As far as exams go, I think Joel is doing pretty well.  He has been working so hard, and I couldn’t be more proud of the effort he’s putting into it.  We’ve learned some lessons about being prepared for any circumstance.  You should always take your computer in case the professor forgets to leave bluebooks, and take pens and pencils both.  You know, just to be prepared.  Also, he should be doing more during the semester to outline his notes, create flash cards, and just generally be studying more in addition to completing assignments so that the end of the semester isn’t quite as stressful.

But you live and learn, right?

Law school and parenthood are definitely learning experiences.  We try something, find it doesn’t work as well as we wanted it to, and try something else.  Or we luck out and find something that works well the first time, only to find it doesn’t work the next time.  It seems like life is that way sometimes.

My Clara is back to being her normal, beautiful, happy, mild-mannered self, and I’m so glad!  And we’re seeing the light at the end of the tunnel of exams as well.  His 4th one is this morning – Contracts – and then there are only 2 more left.  We’re going to celebrate when they’re done!

 

In other news, how is it that Folgers always has the ability to make holiday commercials that make me cry.  Dangit.

Soaking in Every Moment

2 Dec

Every smile.  Every coo.  Every snuggle.

It is really amazing.  People always tell you that they grow up too fast.  Boy, are they ever right.  I can’t even believe it, that at 9 weeks old, already the little baby parts of Clara are starting to fade away.  She does not look like a newborn anymore.  She is not content just sitting in her chair anymore.  She wants to be sitting in her bumbo chair (yes, can you believe it??), pulling herself up when I hold onto her hands, looking around, taking it all in, jabbering up a storm.  She is getting her first tooth.  She’s starting to outgrow some of her 0-3 month clothes.  Not the width of them – she’s still a little skinny minny – but she is super long, and has reached the end of some of those clothes.

PS, moms out there – if you know which brands of clothes are the longer ones vs the wider ones, let me know please!!

It’s like second nature getting out of the house with her now, and I laugh a little bit when I read back on that post where I was so paralyzed about getting us all together.  Thanks for all of you who told me that it would get better.  Turns out, you were right.  And it actually gets better very quickly.  That part of it at least.

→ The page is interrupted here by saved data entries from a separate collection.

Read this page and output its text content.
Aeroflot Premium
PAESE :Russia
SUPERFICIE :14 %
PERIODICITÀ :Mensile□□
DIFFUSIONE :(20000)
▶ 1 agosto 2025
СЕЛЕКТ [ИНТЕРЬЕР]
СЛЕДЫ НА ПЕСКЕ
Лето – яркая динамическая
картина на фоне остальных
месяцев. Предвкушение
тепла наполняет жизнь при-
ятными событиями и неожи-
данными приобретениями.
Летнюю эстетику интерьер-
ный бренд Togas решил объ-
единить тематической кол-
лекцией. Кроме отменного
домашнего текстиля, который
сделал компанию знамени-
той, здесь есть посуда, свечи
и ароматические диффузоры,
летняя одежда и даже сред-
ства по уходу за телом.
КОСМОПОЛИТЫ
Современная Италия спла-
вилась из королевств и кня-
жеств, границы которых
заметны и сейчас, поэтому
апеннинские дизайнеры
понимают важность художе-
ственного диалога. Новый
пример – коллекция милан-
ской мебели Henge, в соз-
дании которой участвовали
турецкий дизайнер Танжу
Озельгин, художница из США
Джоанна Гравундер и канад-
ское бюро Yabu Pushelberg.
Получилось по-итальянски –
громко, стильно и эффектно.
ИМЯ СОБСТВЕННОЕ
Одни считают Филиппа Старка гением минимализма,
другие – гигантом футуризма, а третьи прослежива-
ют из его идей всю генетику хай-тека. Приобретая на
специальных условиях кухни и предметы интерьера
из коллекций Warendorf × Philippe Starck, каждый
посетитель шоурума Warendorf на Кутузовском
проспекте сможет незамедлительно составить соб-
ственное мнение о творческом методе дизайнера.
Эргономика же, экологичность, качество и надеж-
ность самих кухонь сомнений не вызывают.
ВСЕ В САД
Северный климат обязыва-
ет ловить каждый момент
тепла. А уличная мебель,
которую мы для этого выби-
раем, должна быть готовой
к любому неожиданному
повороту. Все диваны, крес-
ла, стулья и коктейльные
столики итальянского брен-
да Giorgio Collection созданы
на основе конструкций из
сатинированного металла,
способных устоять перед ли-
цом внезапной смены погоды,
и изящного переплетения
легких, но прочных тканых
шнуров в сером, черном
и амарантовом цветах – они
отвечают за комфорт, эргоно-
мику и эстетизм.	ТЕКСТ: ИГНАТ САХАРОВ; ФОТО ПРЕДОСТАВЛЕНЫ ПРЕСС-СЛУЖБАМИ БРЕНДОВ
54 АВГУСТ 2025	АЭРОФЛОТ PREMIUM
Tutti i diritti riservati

It’s hard at the beginning.  There is so much change, and so much to adjust to.  It’s hard to enjoy every minute like everyone tells you to.  As I nodded my head at the people telling me to enjoy it, sometimes all I could think was, “How in the WORLD am I supposed to enjoy THIS moment… THIS moment when she is screaming her head off?  THIS moment when I haven’t slept in 6 days?  THIS moment when all I want to do is scream?”  And those are valid feelings.  But when I look back at it, even as close to it as I am still, what sticks out is not the screams, the explosions, the lack of sleep.  It’s the beautiful, tiny, perfect infant that curled up on my chest and fell asleep.  It’s the moments of completely overwhelming feelings of love and adoration that I didn’t know you could feel for a creature who is so new in your life.  It’s amazing how quickly this little thing can worm its way into your heart.  I really didn’t know it was possible.  How can I love this little person so much? I didn’t even know her.  But somehow I did.

I’m not gonna lie.  There are still those days when all I want to do is scream.  When I haven’t slept.  When she is screaming (currently because of teething). When I just need a break.  But I’m doing my best to remember that these aren’t the things that will stick out in my memory later.  Sure there will be funny stories about them.  As there should be.  But the moments I’ll remember are the snuggles, the coos, the firsts, the laughs, the long baby stares.  Those are the moments I’m trying to soak in.